When Hamas booted Fatah out of Gaza in 2006, many Gazans cheered because they expected Hamas to clean up Fatah’s corrupt and inefficient government, and were swayed by Hamas’s tough stance against Israel. After years in power in the small Mediterranean strip, Hamas is failing on both fronts.Israel’s blockade and commercial restrictions on life in Gaza make things tough for most Gazans. Hamas, whose policies are responsible for the blockade in the first place, compounds the damage by bad policy and corruption, in effect collaborating with Israel to make life harder for ordinary Palestinians in the strip.Instead of using their near total grip on power to improve living conditions for refugees and setting an example of enlightened Islamic governance, a large number of Hamas officials are choosing to enrich themselves, friends and family members, and loyal party cadres. The Washington Post reports:
[H]opes of Islam-guided fairness and an end to the graft that had tainted the tenure of the secular Fatah party have turned to widespread griping about Hamas corruption and patronage.Hamas has hired more than 40,000 civil servants, and analysts say the top tiers are filled by loyalists. Members of the Hamas elite are widely thought to have enriched themselves through investment in the dusty labyrinth of smuggling tunnels beneath the border with Egypt and taxes on the imported goods. That money has been channeled into flashy cars and Hamas-owned businesses that only stalwarts get a stake in, critics say.
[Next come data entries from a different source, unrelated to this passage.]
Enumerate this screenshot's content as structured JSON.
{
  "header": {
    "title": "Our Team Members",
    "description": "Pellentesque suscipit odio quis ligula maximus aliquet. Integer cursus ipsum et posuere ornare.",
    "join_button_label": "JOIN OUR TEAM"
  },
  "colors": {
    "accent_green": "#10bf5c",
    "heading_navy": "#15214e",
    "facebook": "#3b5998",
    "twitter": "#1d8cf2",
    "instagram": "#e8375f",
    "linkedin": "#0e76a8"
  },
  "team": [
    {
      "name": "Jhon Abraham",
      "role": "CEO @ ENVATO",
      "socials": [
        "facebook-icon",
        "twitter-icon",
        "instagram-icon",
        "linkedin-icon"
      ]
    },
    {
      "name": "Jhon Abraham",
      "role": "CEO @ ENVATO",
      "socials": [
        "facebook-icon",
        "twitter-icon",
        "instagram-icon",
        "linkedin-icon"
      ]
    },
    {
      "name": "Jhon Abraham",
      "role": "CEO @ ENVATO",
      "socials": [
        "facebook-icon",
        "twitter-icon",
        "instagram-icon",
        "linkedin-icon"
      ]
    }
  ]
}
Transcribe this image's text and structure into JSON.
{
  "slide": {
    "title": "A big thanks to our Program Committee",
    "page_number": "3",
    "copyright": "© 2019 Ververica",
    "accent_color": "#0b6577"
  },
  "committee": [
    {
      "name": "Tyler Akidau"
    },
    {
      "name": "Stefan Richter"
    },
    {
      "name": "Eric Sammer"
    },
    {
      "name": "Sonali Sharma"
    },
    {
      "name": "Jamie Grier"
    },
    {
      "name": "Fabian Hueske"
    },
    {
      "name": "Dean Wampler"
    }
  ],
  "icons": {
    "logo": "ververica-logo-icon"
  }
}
Furthermore, instead of continuing the fight against Israel, Hamas has stood down. In the most recent clash with Israeli forces, Hamas allowed Islamic Jihad to fire rockets into Israel but kept its own fighters well away from the action. One Islamic Jihad fighter told the Washington Post that Hamas has “different calculations and bigger responsibility. . . . It has a lot to lose.”Via Meadia commends this caution as both prudent and humane, but given the realities of politics in Gaza, Hamas’s failure to do anything concrete about Israel further damages its image. The people wanted jobs and safety, to reconstruct their homes and cities. They also wanted confrontation with Israel. In reality, they cannot have both; Hamas’ policies have given them neither.Is this what happens under “Islam-guided rule”? Unfulfilled promises, persistent corruption, Islamist politicians behaving like, well, ordinary politicians? Many Egyptians are looking to the Muslim Brotherhood’s Freedom and Justice Party in the hope that it can change the way government was run under Mubarak. Hamas’s example does not paint a pretty prospect.Islam can be a matter of the heart; it can also be a political slogan. For many Hamas leaders, it is much more clearly a matter of politics than of sincere conviction. Is this how things will work out across the rest of the region?Italy’s Christian Democrats set the global standard for corruption by a party which professed to be grounded in and guided by the tenets of a faith. It looks as if some of the Middle East’s Islamist movements will soon show the world that when it comes to bad governance, Arab Muslim hypocrites are every bit as effective as the Italian Catholic variety.